Ahli Siber Desak Polisi Berpatroli di Aplikasi Chat dan Medsos

Selasa, 15 Mei 2018 - 16:54 WIB
Ahli Siber Desak Polisi...
Ahli Siber Desak Polisi Berpatroli di Aplikasi Chat dan Medsos
A A A
JAKARTA - Serentetan peristiwa pemboman di Kota Surabaya sangat mengejutkan publik tanah air. Apalagi ditengarai para pelaku melakukan aksinya bersama mengajak anggota keluarganya. Bahkan Kapolri Jenderal Tito Karnavian menjelaskan bahwa kemungkinan besar para pelaku mempelajari pembuatan bom dari internet.

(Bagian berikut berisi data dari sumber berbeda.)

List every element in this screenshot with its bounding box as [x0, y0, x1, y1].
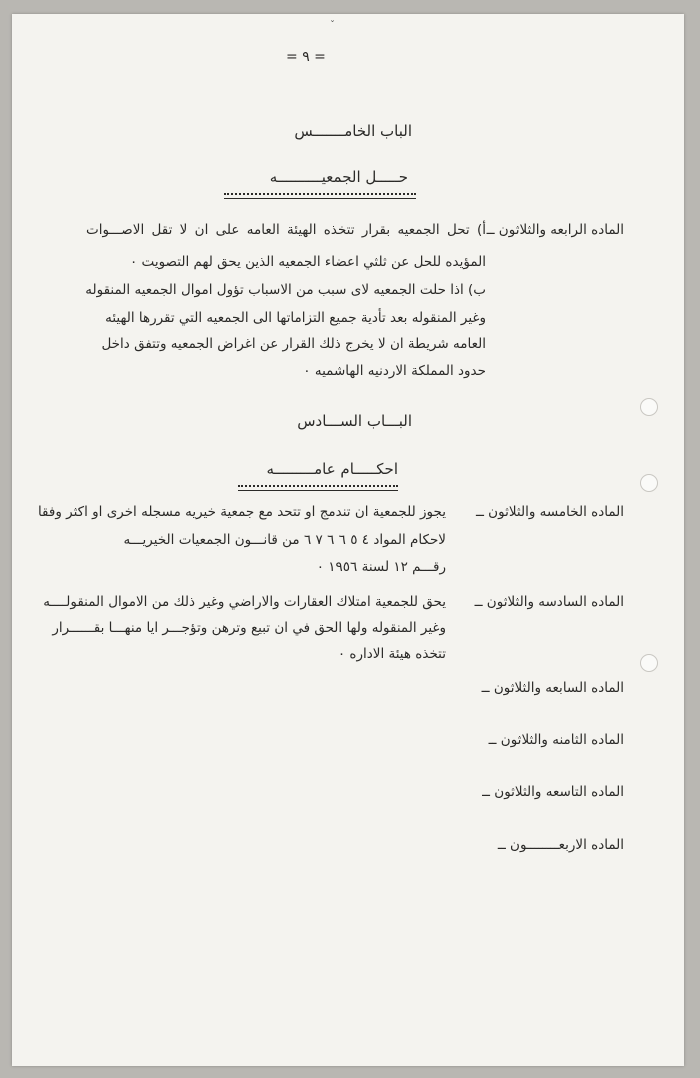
punch-hole — [640, 474, 658, 492]
article34-line3: ب) اذا حلت الجمعيه لاى سبب من الاسباب تؤول اموال الجمعيه المنقوله — [85, 282, 486, 298]
ink-mark: ˇ — [330, 20, 335, 31]
section5-underline-dotted — [224, 193, 416, 195]
section5-title: الباب الخامـــــــس — [294, 122, 412, 140]
article39-label: الماده التاسعه والثلاثون ــ — [482, 784, 624, 800]
section6-underline-dotted — [238, 485, 398, 487]
article40-label: الماده الاربعــــــــون ــ — [497, 837, 624, 853]
article37-label: الماده السابعه والثلاثون ــ — [481, 680, 624, 696]
article38-label: الماده الثامنه والثلاثون ــ — [488, 732, 624, 748]
article34-line4: وغير المنقوله بعد تأدية جميع التزاماتها الى الجمعيه التي تقررها الهيئه — [105, 310, 486, 326]
section6-subtitle: احكـــــام عامـــــــــه — [266, 460, 398, 478]
punch-hole — [640, 398, 658, 416]
section6-title: البـــاب الســـادس — [297, 412, 412, 430]
article34-line5: العامه شريطة ان لا يخرج ذلك القرار عن اغراض الجمعيه وتتفق داخل — [101, 336, 486, 352]
section5-underline — [224, 198, 416, 199]
article34-line2: المؤيده للحل عن ثلثي اعضاء الجمعيه الذين يحق لهم التصويت ٠ — [130, 254, 486, 270]
article35-line2: لاحكام المواد ٤ ٥ ٦ ٦ ٧ ٦ من قانـــون الجمعيات الخيريـــه — [123, 532, 446, 548]
article36-line3: تتخذه هيئة الاداره ٠ — [337, 646, 446, 662]
article36-line2: وغير المنقوله ولها الحق في ان تبيع وترهن وتؤجـــر ايا منهـــا بقــــــرار — [52, 620, 446, 636]
article35-label: الماده الخامسه والثلاثون ــ — [475, 504, 624, 520]
article35-line1: يجوز للجمعية ان تندمج او تتحد مع جمعية خيريه مسجله اخرى او اكثر وفقا — [37, 504, 446, 520]
article36-line1: يحق للجمعية امتلاك العقارات والاراضي وغير ذلك من الاموال المنقولــــه — [43, 594, 446, 610]
article34-label: الماده الرابعه والثلاثون ــ — [486, 222, 624, 238]
article35-line3: رقـــم ١٢ لسنة ١٩٥٦ ٠ — [316, 559, 446, 575]
article34-line6: حدود المملكة الاردنيه الهاشميه ٠ — [303, 363, 486, 379]
page-number: = ٩ = — [286, 49, 326, 65]
punch-hole — [640, 654, 658, 672]
section5-subtitle: حـــــل الجمعيــــــــــه — [269, 168, 408, 186]
article34-line1: أ) تحل الجمعيه بقرار تتخذه الهيئة العامه على ان لا تقل الاصـــوات — [86, 222, 486, 238]
article36-label: الماده السادسه والثلاثون ــ — [474, 594, 624, 610]
document-page — [12, 14, 684, 1066]
section6-underline — [238, 490, 398, 491]
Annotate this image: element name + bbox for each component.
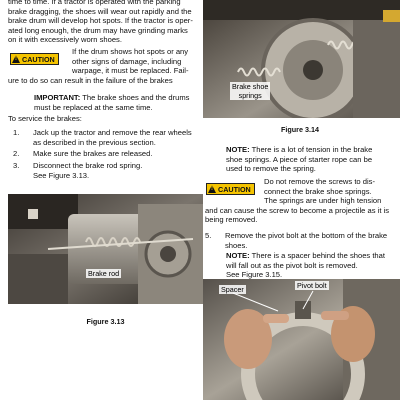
step-2 xyxy=(13,149,203,159)
caution-line: warpage, it must be replaced. Fail- xyxy=(72,66,189,76)
caution-line: connect the brake shoe springs. xyxy=(264,186,372,196)
brake-shoe-springs-label xyxy=(230,82,270,100)
note-line: There is a spacer behind the shoes that xyxy=(249,251,385,260)
step-number: 2. xyxy=(13,149,20,158)
step-line: Disconnect the brake rod spring. xyxy=(33,161,143,170)
caution-line: being removed. xyxy=(205,215,258,225)
figure-3-14-photo xyxy=(203,0,400,118)
step-5 xyxy=(205,231,400,251)
caution-text-cont xyxy=(8,76,203,86)
important-label: IMPORTANT: xyxy=(34,93,81,102)
warning-icon: ! xyxy=(12,55,20,63)
note-spacer xyxy=(226,251,398,280)
note-line: There is a lot of tension in the brake xyxy=(249,145,373,154)
note-line: used to remove the spring. xyxy=(226,164,316,174)
caution-line: Do not remove the screws to dis- xyxy=(264,177,375,186)
pivot-bolt-photo xyxy=(203,279,400,400)
caution-line: The springs are under high tension xyxy=(264,196,382,206)
intro-line: ated long enough, the drum may have grinding marks xyxy=(8,25,188,35)
step-3 xyxy=(13,161,203,181)
caution-line: and can cause the screw to become a projectile as it is xyxy=(205,205,390,215)
intro-line: on it with excessively worn shoes. xyxy=(8,35,122,45)
intro-line: brake dragging, the shoes will wear out rapidly and the xyxy=(8,6,192,16)
caution-screws-text xyxy=(264,177,399,206)
intro-line: time to time. If a tractor is operated with the parking xyxy=(8,0,181,6)
brake-rod-label: Brake rod xyxy=(88,269,120,278)
figure-3-13-photo xyxy=(8,194,203,304)
step-line: Jack up the tractor and remove the rear wheels xyxy=(33,128,192,137)
note-line: See Figure 3.15. xyxy=(226,270,283,280)
note-label: NOTE: xyxy=(226,251,250,260)
figure-3-13-caption: Figure 3.13 xyxy=(86,317,125,326)
step-line: Remove the pivot bolt at the bottom of the brake xyxy=(225,231,388,240)
step-line: See Figure 3.13. xyxy=(33,170,90,180)
note-line: will fall out as the pivot bolt is removed. xyxy=(226,260,358,270)
caution-text xyxy=(72,47,202,76)
pivot-bolt-label: Pivot bolt xyxy=(297,281,327,290)
step-number: 1. xyxy=(13,128,20,137)
note-line: shoe springs. A piece of starter rope can be xyxy=(226,154,373,164)
step-line: Make sure the brakes are released. xyxy=(33,149,153,158)
caution-badge-label: CAUTION xyxy=(22,54,55,64)
caution-screws-text-cont xyxy=(205,206,400,225)
caution-badge xyxy=(10,53,59,65)
intro-paragraph xyxy=(8,0,198,45)
step-1 xyxy=(13,128,203,148)
step-text xyxy=(33,128,192,147)
figure-3-15-photo xyxy=(203,279,400,400)
caution-badge-label: CAUTION xyxy=(218,184,251,194)
important-line: The brake shoes and the drums xyxy=(80,93,190,102)
figure-3-14-caption: Figure 3.14 xyxy=(281,125,319,134)
intro-line: brake drum will develop hot spots. If the tractor is oper- xyxy=(8,16,193,26)
caution-badge xyxy=(206,183,255,195)
important-line: must be replaced at the same time. xyxy=(34,102,153,112)
service-heading xyxy=(8,114,82,124)
step-line: as described in the previous section. xyxy=(33,137,156,147)
note-label: NOTE: xyxy=(226,145,250,154)
spacer-label: Spacer xyxy=(221,285,244,294)
brake-rod-photo xyxy=(8,194,203,304)
caution-line: ure to do so can result in the failure of the brakes xyxy=(8,75,173,85)
caution-line: If the drum shows hot spots or any xyxy=(72,47,189,56)
step-number: 3. xyxy=(13,161,20,170)
brake-shoe-springs-text: Brake shoe springs xyxy=(232,82,269,100)
warning-icon: ! xyxy=(208,185,216,193)
important-note xyxy=(34,93,204,112)
step-line: shoes. xyxy=(225,240,248,250)
step-text xyxy=(33,161,142,180)
caution-line: other signs of damage, including xyxy=(72,56,182,66)
note-tension xyxy=(226,145,398,174)
brake-shoe-springs-photo xyxy=(203,0,400,118)
step-text xyxy=(225,231,387,250)
step-number: 5. xyxy=(205,231,212,240)
service-heading-text: To service the brakes: xyxy=(8,114,82,123)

Dalam keterangannya, Selasa (15/5), pakar keamanan siber Pratama Persadha menjelaskan bahwa kemungkinan para pelaku bom bunuh diri mempelajari perakitan bom dari internet sangat terbuka lebar. Apalagi dengan banyaknya tools di internet yang membuat para pelaku ini bisa melewati blokir yang dilakukan oleh Kominfo.

“Internet itu dunia yang sangat luas. Bahkan di balik dunia internet yang biasa kita akses ini terdapat dunia bawah tanah yang disebut deep web dan dark web. Tidak banyak yang tahu bahwa ada banyak kegiatan ilegal, seperti transaksi narkoba, perdagangan manusia, termasuk juga komunikasi jaringan terorisme di dalamnya disebabkan terbatasnya akses. Bukan sembarang orang bisa masuk ke dalamnya. Aparat hukum harus mulai menelusuri aktivitas terorisme yang tersebar di dunia deep web dan dark web,” jelas chairman lembaga riset keamanan siber CISSReC (Communication and Information System Security Research Center) dalam keterangan persnya, Selasa (15/5/2018).

Ditambahkan Pratama, langkah preventif perlu dilakukan dengan menelusuri potensi bibit terorisme yang bisa dilacak dari aktivitas digital. Ini juga dimaksudkan sebagai antisipasi penyebaran paham radikalisme melalui internet, terutama lewat media sosial.

Selain itu, aparat juga dituntut untuk segera memetakan jaringan kelompok terorisme berdasarkan informasi hasil penangkapan tersangka. Pratama menjelaskan, sekali pun aksi teror dilakukan secara tunggal, tentu sudah ada komunikasi dan koordinasi dengan jaringan utamanya.

“Media sosial juga perlu steril dari paham radikalisme. Pemerintah bisa melakukan kerja sama dengan perusahaan media sosial, seperti Facebook, Instagram, dan Twitter. Akun-akun yang sudah jelas aktif menyebarkan paham radikalisme harus segera ditindak dan ditutup. Termasuk juga situs web, pemerintah bisa berkoordinasi dengan penyedia hosting untuk menutup situs-situs web yang meresahkan masyarakat,” terang pria asal Cepu, Jawa Tengah ini.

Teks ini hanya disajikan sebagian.